Bu dosyadaki belki de en acı verici detaylardan biri, Metin Şenay'ın geçmişindeki bir olayın gözden kaçırılması. Kaynakta belirtildiğine göre, Metin Şenay 2009 yılında da 7 yaşındaki bir kız çocuğuna tecavüz ettiği iddiasıyla yargılanmış. Bakırköy Cumhuriyet Başsavcılığı o dönemde de bir dosya açmış ve Metin Şenay 12 yıl 6 ay hapis cezasına çarptırılmış. Ancak dava önce İstinaf'a, sonra Yargıtay'a gitmiş ve Yargıtay "delil yetersizliği" gerekçesiyle Metin Şenay'ın beraat etmesi gerektiğine karar vermiş. Oysa Adli Tıp Kurumu o dönemde 7 yaşındaki kız çocuğunun istismara uğradığını ve ruh sağlığının bozulduğunu belgelemeye rağmen, Yargıtay küçük çocuğun anlattıklarını "soyut delil" olarak değerlendirmiş. Kaynakta altı çizilerek belirtiliyor ki, Metin Şenay 2009'da ceza almış olsaydı, belki de bugün konuşulan onlarca mağdur olmayacaktı. Gazeteci, kendisinin bile "onlarca mağdur olduğunu düşünen bir gazeteci" olduğunu belirtiyor.

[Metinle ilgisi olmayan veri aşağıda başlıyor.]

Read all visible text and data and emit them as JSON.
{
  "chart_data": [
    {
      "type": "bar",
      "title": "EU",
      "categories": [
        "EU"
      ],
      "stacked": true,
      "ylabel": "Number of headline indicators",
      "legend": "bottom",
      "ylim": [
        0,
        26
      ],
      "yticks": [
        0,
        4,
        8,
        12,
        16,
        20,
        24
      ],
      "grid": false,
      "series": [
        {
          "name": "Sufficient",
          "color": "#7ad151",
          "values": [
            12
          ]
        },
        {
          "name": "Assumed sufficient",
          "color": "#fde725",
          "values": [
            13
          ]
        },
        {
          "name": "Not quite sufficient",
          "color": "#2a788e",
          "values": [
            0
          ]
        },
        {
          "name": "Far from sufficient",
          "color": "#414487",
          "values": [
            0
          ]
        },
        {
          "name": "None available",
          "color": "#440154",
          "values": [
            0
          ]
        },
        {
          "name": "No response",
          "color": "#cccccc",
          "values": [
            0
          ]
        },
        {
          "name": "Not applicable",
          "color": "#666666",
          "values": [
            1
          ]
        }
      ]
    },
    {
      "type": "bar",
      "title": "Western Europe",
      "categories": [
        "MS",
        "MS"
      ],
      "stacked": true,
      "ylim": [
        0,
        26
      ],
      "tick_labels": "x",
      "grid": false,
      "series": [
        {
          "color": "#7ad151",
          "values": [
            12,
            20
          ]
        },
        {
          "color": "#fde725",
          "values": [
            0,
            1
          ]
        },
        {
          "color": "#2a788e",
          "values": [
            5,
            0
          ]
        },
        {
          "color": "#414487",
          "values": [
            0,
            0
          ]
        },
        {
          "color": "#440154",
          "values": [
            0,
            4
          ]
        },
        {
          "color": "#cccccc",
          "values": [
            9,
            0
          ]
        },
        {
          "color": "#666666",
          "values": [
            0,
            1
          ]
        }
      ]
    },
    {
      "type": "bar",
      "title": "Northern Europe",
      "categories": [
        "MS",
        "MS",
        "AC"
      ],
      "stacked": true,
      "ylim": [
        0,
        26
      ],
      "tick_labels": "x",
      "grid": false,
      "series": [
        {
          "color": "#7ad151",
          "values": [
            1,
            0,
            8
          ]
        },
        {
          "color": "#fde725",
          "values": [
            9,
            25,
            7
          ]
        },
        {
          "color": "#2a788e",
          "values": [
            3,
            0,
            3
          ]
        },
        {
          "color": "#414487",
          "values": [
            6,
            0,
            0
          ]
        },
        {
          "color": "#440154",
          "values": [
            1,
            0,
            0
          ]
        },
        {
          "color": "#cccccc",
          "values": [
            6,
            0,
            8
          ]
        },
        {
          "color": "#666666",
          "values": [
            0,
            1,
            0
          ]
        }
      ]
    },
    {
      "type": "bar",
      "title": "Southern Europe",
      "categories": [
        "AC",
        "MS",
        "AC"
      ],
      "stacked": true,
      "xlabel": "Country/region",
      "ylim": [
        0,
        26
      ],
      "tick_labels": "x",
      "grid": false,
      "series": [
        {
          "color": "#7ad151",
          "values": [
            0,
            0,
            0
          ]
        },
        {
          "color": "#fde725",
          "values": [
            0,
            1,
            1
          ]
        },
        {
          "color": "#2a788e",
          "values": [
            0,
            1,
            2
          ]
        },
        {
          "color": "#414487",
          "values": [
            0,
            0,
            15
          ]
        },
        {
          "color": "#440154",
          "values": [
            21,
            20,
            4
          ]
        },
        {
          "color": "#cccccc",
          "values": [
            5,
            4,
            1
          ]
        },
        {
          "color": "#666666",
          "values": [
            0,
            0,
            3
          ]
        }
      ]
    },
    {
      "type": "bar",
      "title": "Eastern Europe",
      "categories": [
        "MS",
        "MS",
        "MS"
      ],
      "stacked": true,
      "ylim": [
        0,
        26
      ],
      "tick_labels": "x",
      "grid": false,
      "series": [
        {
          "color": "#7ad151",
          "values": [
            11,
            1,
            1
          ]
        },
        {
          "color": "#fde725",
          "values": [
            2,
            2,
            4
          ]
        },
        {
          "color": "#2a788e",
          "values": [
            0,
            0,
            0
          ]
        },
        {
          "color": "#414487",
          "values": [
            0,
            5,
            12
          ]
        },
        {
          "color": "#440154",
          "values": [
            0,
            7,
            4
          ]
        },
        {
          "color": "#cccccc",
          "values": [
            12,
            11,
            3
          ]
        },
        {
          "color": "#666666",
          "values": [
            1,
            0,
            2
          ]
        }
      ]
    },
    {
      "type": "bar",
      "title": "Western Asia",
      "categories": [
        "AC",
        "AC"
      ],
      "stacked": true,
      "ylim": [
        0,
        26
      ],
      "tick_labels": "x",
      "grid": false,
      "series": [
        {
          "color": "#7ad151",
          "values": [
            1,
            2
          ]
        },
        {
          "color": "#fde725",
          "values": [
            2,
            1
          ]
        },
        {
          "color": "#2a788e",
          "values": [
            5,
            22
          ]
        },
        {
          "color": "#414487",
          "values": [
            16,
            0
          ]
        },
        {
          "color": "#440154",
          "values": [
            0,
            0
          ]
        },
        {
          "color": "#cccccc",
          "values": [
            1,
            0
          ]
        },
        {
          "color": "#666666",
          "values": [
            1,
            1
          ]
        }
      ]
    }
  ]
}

Bu olayın bir diğer sarsıcı boyutu ise Metin Şenay'ın toplum içindeki profili. Kaynakta, kendisini yakından tanıyan bir komşusunun sözlerine yer veriliyor. Bu komşusu Metin Şenay'ı "çok nazik, kibar biri" olarak tanımlamış, hatta kapıları açık duran evlere gidip "Kızım hırlısı hırsızı sapığı var, evde kadınlar çocuklar var, gece gündüz kapınız açık, kapınızı kapatın, başınıza bir şey gelmesin" diye öğütler verdiğini aktarmış. Bu detay, failin dışarıdan bakıldığında anlaşılamayacağını gösteriyor. Eskiden mahallenin bakkalı, sucusu güvenilir limanlar olarak görülürken, gelinen noktada bu güvenin sarsıldığına dikkat çekiliyor. Ayrıca, olayın ortaya çıkmasından sonra gazeteciye sosyal medyadan ulaşan ve "benim yakınıma da bunu yaptı ama kimseye anlatamadık" diyenler olduğu, ağır otizmli bir çocuğu istismar ettiğine dair duyumlar alındığı belirtiliyor. Bu durum, bu dehşetin aslında bilinmeyen bir gerçeklik olmadığı, ancak "Aman Elalem ne der, kim ne der" denilerek susulan vahim bir olay olabileceği ihtimalini güçlendiriyor.
Bakırköy Cumhuriyet Başsavcılığı'nın titiz çalışmasıyla ortaya çıkan bu dosya, Metin Şenay'ın sistemli ve sapıkça eylemlerinin boyutunu gözler önüne seriyor. Henüz çözülemeyen flash diskteki görüntülerin ortaya çıkmasıyla, mağdur sayısının çok daha artmasından endişe ediliyor. Metin Şenay'ın iş yerindeki süngerle kaplı gizli oda, yıllarca pek çok çocuğun hayatını karartan, onların masumiyetini çalan bir dehşet yuvası olarak hafızalara kazındı. Soruşturma derinleştikçe, bu karanlık dosyadaki sırların tamamının ortaya çıkması bekleniyor.